IL FALLIMENTO DELLA DEMOCRAZIA RAPPRESENTATIVA E LE RAGIONI DELL'ANARCHISMO IN UN ILLUMINANTE SAGGIO DI ROBERT PAUL WOLFF ASSOLUTAMENTE DA RISCOPRIRE.

12.07.2017 01:02

"Una completa sfiducia nell'autorità costituita è diventato uno dei capisaldi della cultura popolare. Sono ben lungi dal deplorare questo atteggiamento. Anzi, lo considero una prova della fondamentale salute politica del popolo: essendo stato ingannato, turlupinato e imbrogliato, ha giustamente concluso che non poteva più fidarsi dei suoi rappresentanti eletti".

Così il filosofo americano Robert Paul Wolff nel saggio "In difesa dell'anarchia. Critica alla democrazia rappresentativa", edito da Elèuthera nel 1998 nella tradiuzione di Guido Accolti Gill e Amedeo Bertolo basata sull'edizione riveduta e corretta dall'autore nel '97 (la prima era del 1970!).

Un libro breve (solo 124 pagine), di facile comprensione, che affronta uno dei temi cruciali della contemporaneità attraverso l'articolazione in tre nodi concettuali, strettamente correlati fra loro, che sono altrettanti capitoli: "il conflitto tra autorità e autonomia", "la soluzione democratica classica", "al di là  dello Stato legittimo".

Quando un presunto leader politico come Renzi allude al consenso ottenuto dall'elettorato per giustificare lo strappo con parte del suo partito a chi si riferisce esattamente? E' sufficiente essere stati votati da un milione di cittadini per legittimare la propria leadership? E coloro che non sono andati a votare non hanno alcun diritto di decidere? La maggioranza ha comunque sempre ragione? Come garantire ai cittadini di partecipare concretamente all'amministrazione del Paese in cui vivono? Quali sono i fondamenti su cui poggia la legittimità dello Stato?

Questi alcuni dei temi affrontati da Wolff con un'analisi puntuale, puntigliosa, incalzante che conduce a riconoscere l'assoluto fallimento della democrazia rappresentativa, ancora oggi paradossalmente considerata il sistema più efficace e 'giusto' dai Paesi cosiddetti 'avanzati'.
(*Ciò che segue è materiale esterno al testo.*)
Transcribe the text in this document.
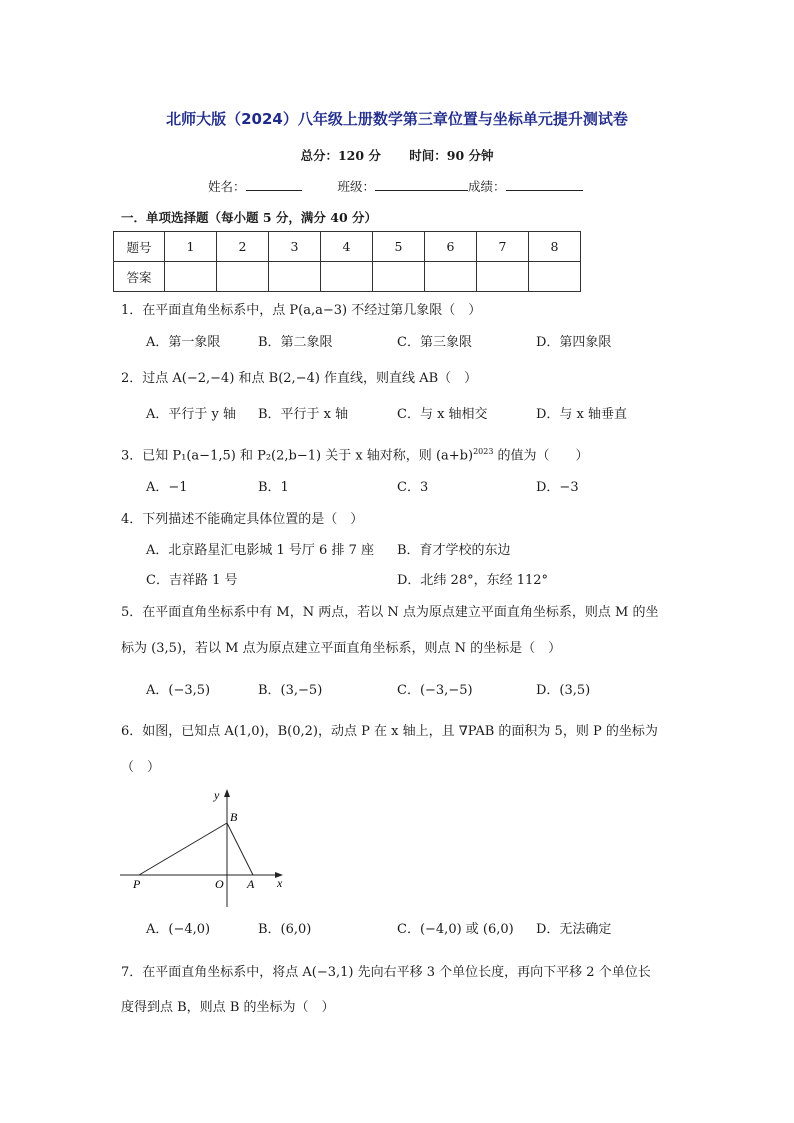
北师大版（2024）八年级上册数学第三章位置与坐标单元提升测试卷
总分：120 分 时间：90 分钟
姓名：	班级：	成绩：
一．单项选择题（每小题 5 分，满分 40 分）
题号	1	2	3	4	5	6	7	8
答案								
1．在平面直角坐标系中，点 P(a,a−3) 不经过第几象限（　）
A．第一象限	B．第二象限	C．第三象限	D．第四象限
2．过点 A(−2,−4) 和点 B(2,−4) 作直线，则直线 AB（　）
A．平行于 y 轴 B．平行于 x 轴	C．与 x 轴相交	D．与 x 轴垂直
3．已知 P₁(a−1,5) 和 P₂(2,b−1) 关于 x 轴对称，则 $(a+b)^{2023}$ 的值为（　　）
A．−1	B．1	C．3	D．−3
4．下列描述不能确定具体位置的是（　）
A．北京路星汇电影城 1 号厅 6 排 7 座 B．育才学校的东边
C．吉祥路 1 号	D．北纬 28°，东经 112°
5．在平面直角坐标系中有 M，N 两点，若以 N 点为原点建立平面直角坐标系，则点 M 的坐
标为 (3,5)，若以 M 点为原点建立平面直角坐标系，则点 N 的坐标是（　）
A．(−3,5)	B．(3,−5)	C．(−3,−5)	D．(3,5)
6．如图，已知点 A(1,0)，B(0,2)，动点 P 在 x 轴上，且 ∇PAB 的面积为 5，则 P 的坐标为
（　）
y
x
B
P	O A
A．(−4,0)	B．(6,0)	C．(−4,0) 或 (6,0) D．无法确定
7．在平面直角坐标系中，将点 A(−3,1) 先向右平移 3 个单位长度，再向下平移 2 个单位长
度得到点 B，则点 B 的坐标为（　）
La conclusione 'aperta' dell'autore, assolutamente condivisibile, è che "l'impossibilità di scoprire una forma di associazione politica che possa armonizzare l'autonomia morale e l'autorità legittima non è frutto dell'imperfetta razionalità degli uomini, e nemmeno delle passioni e degli interessi privati che distolgono gli uomini dalla ricerca della giustizia e del benessere generale. Molti filosofi politici hanno dipinto lo Stato come un male necessario, imposto agli uomini  dalla loro stessa incapacità di rispettare i principi morali, o come lo strumento di una classe di uomini contro le altre nell'interminabile lotta per il vantaggio personale. (...)  Il nostro dilemma non nasce nemmeno dai comuni limiti dell'intelletto e della conoscenza, che affliggono tutti tranne le persone eccezionali. (...) La vastità del nostro problema è rivelata dalla nostra incapacità di risolvere il dilemma tra autonomia e autorità, persino in una società utopica!".

Come dire che per quanto imperfetti,  i sistemi fino ad oggi sperimentati dalle organizzazioni umane sembrano le uniche risposte al tentativo fallimentare di conciliare autonomia personale e organizzazione della comunità, benché l'idea di una prospettiva anarchica della società (a cui il filosofo dedica le ultimissime pagine del saggio), "una società nella quale nessuno pretenda l'autorità legittima, o possa credere a una tale pretesa qualora fosse avanzata", non sia mai stata consapevolmente considerata dall'uomo.